= James Kingston Fowler =

British physician

Sir James Kingston Fowler, KCMG, KCVO, FRCP (11 March 1852 – 3 July 1934) was a British physician, noted for his work at Middlesex Hospital and as an expert in diseases of the lungs.

== Early life and education ==
James Kingston Fowler was born at Woburn, Bedfordshire, on 11 March 1852; he was the fifth son of James Fowler and his wife, Frances, daughter of Henry Sargeant of Bedford. He was admitted at King's College, London, in 1870, initially to prepare him for ordination into the priesthood, but he decided to pursue a medical career instead.

At King's, Fowler completed his initial medical training and in 1871 won a Warneford scholarship. He qualified in 1874 as a Member of the Royal College of Surgeons (MRCS), and then spent two years as House Surgeon and Physician at King's College Hospital. In 1876, he gained the diploma of Licentiate of the Royal College of Physicians (LRCP) and then, between 1877 and 1879 was House Physician at Addenbrooke's Hospital in Cambridge. While in Cambridge, he entered Caius College and graduated with his Bachelor of Medicine (MB) degree in 1879 and a Bachelor of Arts (BA) degree in 1880.

==Career==
After leaving Cambridge, Fowler briefly took up a post as Westminster Hospital, but in 1880 he was elected an assistant physician at the Middlesex Hospital. He was promoted to full physician in 1891, and in 1899 was appointed joint lecturer on the practice of medicine. In 1913, he was promoted to Consulting Physician and Emeritus Lecturer. From 1880, he was also associated with Brompton Hospital and later held posts at the Sanatorium in Midhurst. Fowler was also a member of the Senate of London University, playing a part in its reorganisation in 1900, and was dean of the faculty of medicine there. He was also an examiner for the University of Cambridge and a Censor for the Royal College of Physicians. He was also one of the first members of the colonial advisory medical and sanitary committee formed in 1909, and was chairman of the medical appointments board.
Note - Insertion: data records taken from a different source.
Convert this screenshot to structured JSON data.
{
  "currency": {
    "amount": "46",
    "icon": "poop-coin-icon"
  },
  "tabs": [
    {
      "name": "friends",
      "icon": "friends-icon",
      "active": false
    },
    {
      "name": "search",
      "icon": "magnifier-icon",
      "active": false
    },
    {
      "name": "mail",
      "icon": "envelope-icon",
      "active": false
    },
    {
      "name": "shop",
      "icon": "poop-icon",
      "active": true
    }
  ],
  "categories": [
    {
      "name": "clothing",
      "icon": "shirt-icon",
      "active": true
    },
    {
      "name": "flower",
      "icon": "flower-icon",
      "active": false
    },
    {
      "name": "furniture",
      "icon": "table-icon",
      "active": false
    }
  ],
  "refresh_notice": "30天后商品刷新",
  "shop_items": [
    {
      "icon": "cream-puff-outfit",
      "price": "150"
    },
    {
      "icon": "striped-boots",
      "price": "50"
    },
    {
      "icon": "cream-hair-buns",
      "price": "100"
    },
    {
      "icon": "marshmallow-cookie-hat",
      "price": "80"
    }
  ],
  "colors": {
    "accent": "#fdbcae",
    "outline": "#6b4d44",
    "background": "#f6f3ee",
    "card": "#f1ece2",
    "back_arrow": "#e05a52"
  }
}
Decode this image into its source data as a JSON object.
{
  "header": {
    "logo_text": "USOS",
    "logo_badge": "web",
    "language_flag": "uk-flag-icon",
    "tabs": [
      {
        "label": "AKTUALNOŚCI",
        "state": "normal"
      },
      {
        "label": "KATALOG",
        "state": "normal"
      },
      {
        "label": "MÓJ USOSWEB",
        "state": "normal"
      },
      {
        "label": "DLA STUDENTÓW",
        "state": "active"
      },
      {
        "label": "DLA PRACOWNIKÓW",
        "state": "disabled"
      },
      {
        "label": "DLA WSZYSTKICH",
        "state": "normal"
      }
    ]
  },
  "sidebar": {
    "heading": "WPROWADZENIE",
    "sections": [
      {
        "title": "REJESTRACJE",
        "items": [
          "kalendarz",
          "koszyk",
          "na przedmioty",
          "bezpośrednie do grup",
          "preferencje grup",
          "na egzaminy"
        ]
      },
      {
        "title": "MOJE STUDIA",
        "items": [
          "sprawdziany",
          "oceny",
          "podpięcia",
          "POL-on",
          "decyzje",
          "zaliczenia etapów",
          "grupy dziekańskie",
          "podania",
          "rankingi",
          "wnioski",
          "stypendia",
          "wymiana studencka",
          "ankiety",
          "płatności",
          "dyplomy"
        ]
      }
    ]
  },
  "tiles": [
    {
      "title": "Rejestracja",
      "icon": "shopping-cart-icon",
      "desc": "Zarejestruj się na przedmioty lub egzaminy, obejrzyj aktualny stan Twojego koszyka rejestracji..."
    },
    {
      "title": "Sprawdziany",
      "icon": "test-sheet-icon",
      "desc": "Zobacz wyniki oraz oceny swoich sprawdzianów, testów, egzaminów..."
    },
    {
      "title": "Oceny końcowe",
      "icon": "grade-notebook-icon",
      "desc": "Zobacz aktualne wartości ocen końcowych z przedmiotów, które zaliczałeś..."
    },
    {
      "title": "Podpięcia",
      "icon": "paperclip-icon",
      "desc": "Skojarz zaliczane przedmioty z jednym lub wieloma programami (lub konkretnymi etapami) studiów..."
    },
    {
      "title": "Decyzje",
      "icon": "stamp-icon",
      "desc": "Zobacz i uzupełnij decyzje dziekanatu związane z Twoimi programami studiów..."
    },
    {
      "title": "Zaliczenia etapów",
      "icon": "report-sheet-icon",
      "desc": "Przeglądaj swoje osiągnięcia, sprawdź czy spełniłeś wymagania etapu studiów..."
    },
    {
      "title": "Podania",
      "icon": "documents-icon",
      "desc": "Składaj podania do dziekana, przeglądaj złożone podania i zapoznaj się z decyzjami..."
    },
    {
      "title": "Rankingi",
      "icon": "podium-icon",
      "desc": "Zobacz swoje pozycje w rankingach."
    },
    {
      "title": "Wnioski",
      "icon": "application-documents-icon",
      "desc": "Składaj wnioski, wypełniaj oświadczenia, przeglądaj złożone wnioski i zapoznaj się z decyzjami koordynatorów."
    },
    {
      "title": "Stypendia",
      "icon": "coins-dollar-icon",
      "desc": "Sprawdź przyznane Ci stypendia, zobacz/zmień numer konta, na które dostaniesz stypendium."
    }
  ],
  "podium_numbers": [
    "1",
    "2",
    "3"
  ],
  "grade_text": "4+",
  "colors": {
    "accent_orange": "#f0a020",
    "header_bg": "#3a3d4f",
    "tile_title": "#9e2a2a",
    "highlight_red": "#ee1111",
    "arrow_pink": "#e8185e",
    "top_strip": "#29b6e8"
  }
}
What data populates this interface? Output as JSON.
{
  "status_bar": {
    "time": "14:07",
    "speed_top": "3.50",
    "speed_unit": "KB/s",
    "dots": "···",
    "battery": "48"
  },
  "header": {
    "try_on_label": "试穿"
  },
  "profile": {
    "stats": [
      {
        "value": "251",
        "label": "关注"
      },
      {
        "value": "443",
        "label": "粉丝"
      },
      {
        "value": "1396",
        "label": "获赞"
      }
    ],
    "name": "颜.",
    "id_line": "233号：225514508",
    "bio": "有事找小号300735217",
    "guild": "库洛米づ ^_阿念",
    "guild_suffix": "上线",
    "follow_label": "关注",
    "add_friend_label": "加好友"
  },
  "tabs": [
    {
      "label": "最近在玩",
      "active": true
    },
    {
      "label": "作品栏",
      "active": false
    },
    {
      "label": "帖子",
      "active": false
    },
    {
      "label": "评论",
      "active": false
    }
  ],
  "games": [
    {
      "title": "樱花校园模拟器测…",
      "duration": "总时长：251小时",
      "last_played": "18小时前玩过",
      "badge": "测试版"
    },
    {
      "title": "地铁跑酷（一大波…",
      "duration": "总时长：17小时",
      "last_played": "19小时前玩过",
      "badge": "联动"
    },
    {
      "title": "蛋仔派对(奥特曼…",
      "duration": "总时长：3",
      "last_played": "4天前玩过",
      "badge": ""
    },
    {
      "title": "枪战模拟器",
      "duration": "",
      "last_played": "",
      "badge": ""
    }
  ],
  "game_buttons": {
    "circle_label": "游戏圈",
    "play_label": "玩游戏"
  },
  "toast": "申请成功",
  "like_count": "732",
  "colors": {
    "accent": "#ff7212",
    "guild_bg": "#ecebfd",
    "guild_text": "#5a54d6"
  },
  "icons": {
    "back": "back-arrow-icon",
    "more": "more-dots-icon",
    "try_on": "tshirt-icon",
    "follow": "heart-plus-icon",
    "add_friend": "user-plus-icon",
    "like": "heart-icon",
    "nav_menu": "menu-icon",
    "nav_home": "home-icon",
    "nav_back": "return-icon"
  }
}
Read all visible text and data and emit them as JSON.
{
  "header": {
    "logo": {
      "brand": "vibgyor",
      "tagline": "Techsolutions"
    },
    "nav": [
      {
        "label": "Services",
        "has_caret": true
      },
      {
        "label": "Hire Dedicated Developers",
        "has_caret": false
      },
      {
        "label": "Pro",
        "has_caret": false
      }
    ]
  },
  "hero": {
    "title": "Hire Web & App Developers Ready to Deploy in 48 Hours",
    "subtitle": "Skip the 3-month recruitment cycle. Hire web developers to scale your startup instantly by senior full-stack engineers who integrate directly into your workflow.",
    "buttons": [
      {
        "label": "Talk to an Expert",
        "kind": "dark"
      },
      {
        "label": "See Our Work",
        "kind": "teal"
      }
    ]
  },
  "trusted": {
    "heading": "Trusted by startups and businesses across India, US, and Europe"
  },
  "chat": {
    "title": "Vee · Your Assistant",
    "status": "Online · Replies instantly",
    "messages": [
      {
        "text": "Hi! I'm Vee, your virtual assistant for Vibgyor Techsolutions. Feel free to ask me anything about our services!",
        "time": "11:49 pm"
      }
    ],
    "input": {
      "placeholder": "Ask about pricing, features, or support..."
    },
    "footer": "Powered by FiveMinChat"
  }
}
Fowler was principally concerned with diseases of the chest. He edited the Dictionary of Practical Medicine in 1890 and then, with Rickman Godlee, published Diseases of the Lungs in 1898. He also completed a monograph, Pulmonary Tuberculosis, in 1921. He also wrote on emphysema and syphilis of the lungs for Allbutt's System of Medicine in 1898 and 1909.

During World War I, Fowler served with the 3rd London Territorial General Hospital as a consulting physician and the rank of colonel; he was stationed at Rouen and Queen Alexandra Military Hospital in Millbank. His wartime service saw him mentioned in dispatches; he was also appointed a Commander of the Order of St Michael and St George (CMG) in 1919; promotion in that order to Knight Commander (KCMG) followed in 1932, when he retired from his positions in the Colonial Office. He also received the Doctor of Science degree from Sheffield University in 1908, and was appointed a Knight Commander of the Royal Victorian Order for attending on Prince Francis of Teck in 1910.

== Personal life ==
According to G. H. Brown's entry in Munk's Roll, Fowler was "an able, well-equipped teacher. Elegant and distinguished in appearance, he had a wide circle of friends in all walks of life." He never married but was a good friend of John Douglas-Scott-Montagu, 2nd Baron Montagu of Beaulieu; Fowler wrote a history of Beaulieu Abbey in 1911 and lived in retirement at the warden's lodge there. He died on 3 July 1934.